Recep Tayyip Erdoğan Recep Tayyip Erdoğan/Brookings Institution

Turkey’s Critical Election

A swing of less than 1% of the popular vote in Turkey's general election on June 7 could decide whether President Recep Tayyip Erdoğan can fulfill his longstanding desire to strengthen the presidency. If his Justice and Development Party is forced to form a coalition government – the country’s first in 13 years – all bets are off.

ISTANBUL – In very few democracies could such a small shift in votes lead to outcomes as different as the ones that could result from Turkey’s general election on June 7. A swing of less than 1% of the national vote could decide whether the ruling Justice and Development Party (AKP) is forced to form a coalition government – Turkey’s first after 13 years of single-party rule – leaving it unable to fulfill President Recep Tayyip Erdoğan’s longstanding desire to strengthen the presidency.
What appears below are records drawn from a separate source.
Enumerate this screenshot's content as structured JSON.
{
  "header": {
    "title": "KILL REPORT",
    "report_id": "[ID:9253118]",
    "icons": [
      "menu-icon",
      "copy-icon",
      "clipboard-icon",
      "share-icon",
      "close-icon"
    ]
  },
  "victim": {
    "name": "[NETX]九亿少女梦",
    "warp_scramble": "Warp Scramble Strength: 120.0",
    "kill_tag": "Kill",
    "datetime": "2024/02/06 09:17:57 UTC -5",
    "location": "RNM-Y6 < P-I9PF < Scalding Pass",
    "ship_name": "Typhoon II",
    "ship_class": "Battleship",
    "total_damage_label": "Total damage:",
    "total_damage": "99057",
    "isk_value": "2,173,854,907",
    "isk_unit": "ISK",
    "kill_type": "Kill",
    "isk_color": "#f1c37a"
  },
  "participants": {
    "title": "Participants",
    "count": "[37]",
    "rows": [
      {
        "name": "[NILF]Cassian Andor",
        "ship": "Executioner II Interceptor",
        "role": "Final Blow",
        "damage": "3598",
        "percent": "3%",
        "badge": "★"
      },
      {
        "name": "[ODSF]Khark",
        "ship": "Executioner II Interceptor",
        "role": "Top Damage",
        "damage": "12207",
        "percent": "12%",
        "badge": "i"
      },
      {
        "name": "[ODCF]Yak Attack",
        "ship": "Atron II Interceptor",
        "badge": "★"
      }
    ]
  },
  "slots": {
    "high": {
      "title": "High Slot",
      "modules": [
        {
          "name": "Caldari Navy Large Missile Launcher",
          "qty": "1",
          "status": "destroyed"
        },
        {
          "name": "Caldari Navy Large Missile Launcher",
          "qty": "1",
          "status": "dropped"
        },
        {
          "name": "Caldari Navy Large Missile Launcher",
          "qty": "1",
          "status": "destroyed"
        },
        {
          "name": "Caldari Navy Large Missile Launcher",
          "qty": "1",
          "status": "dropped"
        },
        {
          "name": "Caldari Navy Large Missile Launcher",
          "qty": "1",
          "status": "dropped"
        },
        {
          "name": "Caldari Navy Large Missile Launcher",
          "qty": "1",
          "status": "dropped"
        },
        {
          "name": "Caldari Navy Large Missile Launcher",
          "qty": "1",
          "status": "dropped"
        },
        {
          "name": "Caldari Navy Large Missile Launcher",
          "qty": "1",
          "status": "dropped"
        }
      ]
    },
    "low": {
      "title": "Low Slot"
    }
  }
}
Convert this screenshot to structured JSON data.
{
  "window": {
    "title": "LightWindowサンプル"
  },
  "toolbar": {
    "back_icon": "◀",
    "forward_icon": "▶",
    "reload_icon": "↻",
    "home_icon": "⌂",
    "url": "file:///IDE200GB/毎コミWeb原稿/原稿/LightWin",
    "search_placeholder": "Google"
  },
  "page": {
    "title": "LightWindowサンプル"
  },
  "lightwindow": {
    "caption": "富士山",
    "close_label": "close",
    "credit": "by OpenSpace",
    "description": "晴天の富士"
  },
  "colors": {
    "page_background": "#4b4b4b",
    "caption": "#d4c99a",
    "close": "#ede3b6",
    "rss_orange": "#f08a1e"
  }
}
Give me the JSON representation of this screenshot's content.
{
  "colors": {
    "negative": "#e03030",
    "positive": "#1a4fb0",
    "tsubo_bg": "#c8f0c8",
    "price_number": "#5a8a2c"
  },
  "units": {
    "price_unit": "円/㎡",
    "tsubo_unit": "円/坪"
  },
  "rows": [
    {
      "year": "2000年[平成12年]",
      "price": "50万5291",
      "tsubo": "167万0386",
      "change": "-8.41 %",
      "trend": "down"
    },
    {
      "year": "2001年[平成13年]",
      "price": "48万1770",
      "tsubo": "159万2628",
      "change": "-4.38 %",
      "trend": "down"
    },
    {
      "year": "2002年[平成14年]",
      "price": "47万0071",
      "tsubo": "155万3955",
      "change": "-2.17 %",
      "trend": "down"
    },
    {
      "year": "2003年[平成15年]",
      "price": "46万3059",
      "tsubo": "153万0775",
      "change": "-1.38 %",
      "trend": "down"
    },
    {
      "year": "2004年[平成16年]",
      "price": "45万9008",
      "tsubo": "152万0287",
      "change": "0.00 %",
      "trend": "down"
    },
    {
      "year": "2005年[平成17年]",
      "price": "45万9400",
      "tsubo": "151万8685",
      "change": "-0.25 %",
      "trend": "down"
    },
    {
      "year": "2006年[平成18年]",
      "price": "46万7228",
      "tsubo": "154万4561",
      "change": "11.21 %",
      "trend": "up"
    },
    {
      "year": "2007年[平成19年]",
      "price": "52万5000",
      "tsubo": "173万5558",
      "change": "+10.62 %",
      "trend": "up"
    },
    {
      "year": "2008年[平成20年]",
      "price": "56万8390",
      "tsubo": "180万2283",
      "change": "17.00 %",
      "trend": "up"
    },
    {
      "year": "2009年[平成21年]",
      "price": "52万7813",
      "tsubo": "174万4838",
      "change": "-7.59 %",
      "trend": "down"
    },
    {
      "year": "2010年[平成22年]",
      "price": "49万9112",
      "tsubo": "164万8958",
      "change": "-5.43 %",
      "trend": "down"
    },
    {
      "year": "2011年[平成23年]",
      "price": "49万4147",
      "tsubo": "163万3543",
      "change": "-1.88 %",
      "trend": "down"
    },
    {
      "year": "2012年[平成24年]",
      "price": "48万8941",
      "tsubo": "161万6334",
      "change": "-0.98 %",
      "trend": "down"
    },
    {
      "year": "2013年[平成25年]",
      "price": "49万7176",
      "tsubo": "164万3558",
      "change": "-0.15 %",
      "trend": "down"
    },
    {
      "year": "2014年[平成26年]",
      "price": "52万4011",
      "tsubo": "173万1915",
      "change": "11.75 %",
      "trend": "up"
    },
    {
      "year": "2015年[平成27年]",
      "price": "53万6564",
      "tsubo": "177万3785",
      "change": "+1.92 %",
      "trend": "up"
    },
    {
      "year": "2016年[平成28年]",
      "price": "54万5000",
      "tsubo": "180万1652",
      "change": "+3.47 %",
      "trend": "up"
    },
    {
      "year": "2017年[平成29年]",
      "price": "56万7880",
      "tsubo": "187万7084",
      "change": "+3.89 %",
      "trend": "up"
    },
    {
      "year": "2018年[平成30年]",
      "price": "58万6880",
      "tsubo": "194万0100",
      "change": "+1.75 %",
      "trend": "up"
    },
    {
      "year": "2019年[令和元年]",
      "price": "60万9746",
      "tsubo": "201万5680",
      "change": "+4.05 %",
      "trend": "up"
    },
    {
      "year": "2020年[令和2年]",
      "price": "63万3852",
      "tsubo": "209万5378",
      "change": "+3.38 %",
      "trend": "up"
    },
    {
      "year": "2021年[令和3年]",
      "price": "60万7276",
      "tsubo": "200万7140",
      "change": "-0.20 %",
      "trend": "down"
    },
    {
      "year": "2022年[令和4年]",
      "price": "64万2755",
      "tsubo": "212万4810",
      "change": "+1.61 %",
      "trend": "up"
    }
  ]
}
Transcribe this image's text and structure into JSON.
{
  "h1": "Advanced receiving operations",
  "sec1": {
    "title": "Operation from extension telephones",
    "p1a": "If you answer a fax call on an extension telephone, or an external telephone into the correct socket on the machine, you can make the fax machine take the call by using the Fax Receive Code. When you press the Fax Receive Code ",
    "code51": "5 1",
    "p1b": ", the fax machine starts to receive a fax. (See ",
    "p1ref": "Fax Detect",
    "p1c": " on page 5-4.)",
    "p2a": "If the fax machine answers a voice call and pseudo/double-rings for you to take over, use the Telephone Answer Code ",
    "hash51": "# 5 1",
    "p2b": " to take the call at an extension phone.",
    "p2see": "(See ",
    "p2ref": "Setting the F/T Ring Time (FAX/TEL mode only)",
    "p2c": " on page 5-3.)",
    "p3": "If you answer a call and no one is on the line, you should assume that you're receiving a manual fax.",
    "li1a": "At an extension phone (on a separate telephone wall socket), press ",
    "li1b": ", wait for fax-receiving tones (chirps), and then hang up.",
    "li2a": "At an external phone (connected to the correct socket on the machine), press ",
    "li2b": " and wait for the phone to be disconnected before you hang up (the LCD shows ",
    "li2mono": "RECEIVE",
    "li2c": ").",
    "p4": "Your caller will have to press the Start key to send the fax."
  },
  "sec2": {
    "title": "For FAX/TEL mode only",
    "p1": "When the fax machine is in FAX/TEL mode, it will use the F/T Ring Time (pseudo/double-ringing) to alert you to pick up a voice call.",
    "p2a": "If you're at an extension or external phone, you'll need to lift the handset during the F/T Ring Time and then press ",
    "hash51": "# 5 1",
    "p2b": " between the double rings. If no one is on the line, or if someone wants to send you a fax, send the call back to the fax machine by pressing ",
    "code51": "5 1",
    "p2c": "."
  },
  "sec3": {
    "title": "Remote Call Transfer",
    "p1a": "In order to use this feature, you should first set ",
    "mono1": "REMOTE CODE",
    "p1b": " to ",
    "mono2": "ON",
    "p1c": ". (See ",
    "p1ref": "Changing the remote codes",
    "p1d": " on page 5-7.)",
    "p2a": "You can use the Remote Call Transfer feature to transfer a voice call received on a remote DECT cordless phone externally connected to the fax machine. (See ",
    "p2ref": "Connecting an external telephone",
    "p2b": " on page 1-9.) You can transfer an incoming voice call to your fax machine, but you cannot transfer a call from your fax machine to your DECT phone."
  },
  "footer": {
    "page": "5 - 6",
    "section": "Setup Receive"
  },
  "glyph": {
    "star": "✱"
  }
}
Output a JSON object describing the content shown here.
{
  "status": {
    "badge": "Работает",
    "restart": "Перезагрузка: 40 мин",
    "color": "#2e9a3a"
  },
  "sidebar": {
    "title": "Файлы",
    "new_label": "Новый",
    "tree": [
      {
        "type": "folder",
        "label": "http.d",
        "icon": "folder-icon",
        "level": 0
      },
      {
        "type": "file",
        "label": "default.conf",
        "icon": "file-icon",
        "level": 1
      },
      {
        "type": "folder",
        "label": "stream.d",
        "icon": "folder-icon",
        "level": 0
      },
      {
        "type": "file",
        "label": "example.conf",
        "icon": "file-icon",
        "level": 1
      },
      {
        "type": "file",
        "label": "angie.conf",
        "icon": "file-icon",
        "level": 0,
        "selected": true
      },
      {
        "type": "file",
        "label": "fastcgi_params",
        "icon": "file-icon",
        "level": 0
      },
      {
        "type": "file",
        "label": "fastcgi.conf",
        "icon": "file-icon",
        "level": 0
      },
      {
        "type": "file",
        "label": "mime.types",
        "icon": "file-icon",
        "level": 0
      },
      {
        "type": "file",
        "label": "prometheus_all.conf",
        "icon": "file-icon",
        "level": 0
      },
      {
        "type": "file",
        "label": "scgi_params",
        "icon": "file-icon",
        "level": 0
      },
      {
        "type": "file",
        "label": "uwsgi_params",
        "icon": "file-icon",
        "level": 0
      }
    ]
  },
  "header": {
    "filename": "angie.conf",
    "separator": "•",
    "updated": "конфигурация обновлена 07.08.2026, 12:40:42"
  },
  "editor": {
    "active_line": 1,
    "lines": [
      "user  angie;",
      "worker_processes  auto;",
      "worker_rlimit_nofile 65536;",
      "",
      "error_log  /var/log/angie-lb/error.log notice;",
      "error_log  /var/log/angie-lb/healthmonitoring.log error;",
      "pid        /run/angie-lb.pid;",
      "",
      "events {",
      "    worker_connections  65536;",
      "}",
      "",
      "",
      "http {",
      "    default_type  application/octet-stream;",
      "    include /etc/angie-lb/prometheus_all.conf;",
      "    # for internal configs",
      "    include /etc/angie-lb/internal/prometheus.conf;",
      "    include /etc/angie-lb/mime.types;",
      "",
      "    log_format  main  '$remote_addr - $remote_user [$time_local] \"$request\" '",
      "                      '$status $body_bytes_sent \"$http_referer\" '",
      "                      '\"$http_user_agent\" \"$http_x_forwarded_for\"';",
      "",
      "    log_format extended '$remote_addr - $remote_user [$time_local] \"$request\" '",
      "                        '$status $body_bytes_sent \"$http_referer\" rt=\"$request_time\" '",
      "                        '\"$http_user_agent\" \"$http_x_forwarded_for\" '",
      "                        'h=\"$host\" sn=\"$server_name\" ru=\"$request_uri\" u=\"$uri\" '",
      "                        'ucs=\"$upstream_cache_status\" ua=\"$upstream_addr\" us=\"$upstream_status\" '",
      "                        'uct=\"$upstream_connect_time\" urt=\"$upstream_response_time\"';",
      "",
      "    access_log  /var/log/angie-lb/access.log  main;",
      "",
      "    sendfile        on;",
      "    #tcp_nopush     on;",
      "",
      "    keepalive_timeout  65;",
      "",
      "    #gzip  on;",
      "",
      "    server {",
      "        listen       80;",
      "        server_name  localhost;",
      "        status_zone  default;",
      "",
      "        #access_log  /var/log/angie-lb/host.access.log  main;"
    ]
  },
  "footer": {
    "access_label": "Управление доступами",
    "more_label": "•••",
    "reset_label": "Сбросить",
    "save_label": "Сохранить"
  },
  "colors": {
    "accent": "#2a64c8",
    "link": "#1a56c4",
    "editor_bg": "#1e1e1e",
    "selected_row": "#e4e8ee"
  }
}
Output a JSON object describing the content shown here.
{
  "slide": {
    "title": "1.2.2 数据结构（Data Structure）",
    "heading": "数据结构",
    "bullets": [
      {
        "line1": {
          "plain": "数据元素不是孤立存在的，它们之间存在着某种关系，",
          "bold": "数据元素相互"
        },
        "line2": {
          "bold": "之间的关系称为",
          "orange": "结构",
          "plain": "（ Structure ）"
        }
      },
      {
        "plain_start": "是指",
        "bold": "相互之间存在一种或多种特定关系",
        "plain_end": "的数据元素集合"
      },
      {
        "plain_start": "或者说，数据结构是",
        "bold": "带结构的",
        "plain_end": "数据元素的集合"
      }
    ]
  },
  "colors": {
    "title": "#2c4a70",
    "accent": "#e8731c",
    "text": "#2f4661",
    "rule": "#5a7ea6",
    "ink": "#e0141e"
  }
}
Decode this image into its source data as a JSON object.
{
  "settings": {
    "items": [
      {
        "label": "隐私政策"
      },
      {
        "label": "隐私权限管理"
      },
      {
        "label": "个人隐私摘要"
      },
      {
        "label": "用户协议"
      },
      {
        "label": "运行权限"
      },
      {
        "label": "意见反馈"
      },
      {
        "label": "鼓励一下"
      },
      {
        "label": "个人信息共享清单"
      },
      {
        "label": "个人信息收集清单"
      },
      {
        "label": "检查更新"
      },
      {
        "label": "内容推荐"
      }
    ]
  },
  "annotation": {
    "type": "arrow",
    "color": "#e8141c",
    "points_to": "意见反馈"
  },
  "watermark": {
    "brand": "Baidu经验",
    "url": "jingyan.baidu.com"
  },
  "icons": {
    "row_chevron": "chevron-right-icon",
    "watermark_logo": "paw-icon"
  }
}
Turkish elections have been boring affairs since the AKP came to power in 2002. The party’s results have been all but preordained: landslide victories and majority governments. This year, however, the outlook is different: the results are far from certain, and the stakes could hardly be higher. Riding on the outcome is not only Erdoğan’s political future, but also the potential for a long-term settlement with the country’s Kurds and the long-term soundness of Turkish democracy itself.

The uncertainty this time around is attributable to the predominantly Kurdish Peoples’ Democratic Party (HDP). Kurdish political parties shied away from contesting past elections, owing to their fear of failing to clear the 10% popular-vote threshold needed to enter the parliament. Instead, Kurdish politicians would run as independent candidates, who are not subject to the threshold. Once safely in office, they would reunite under the banner of a party.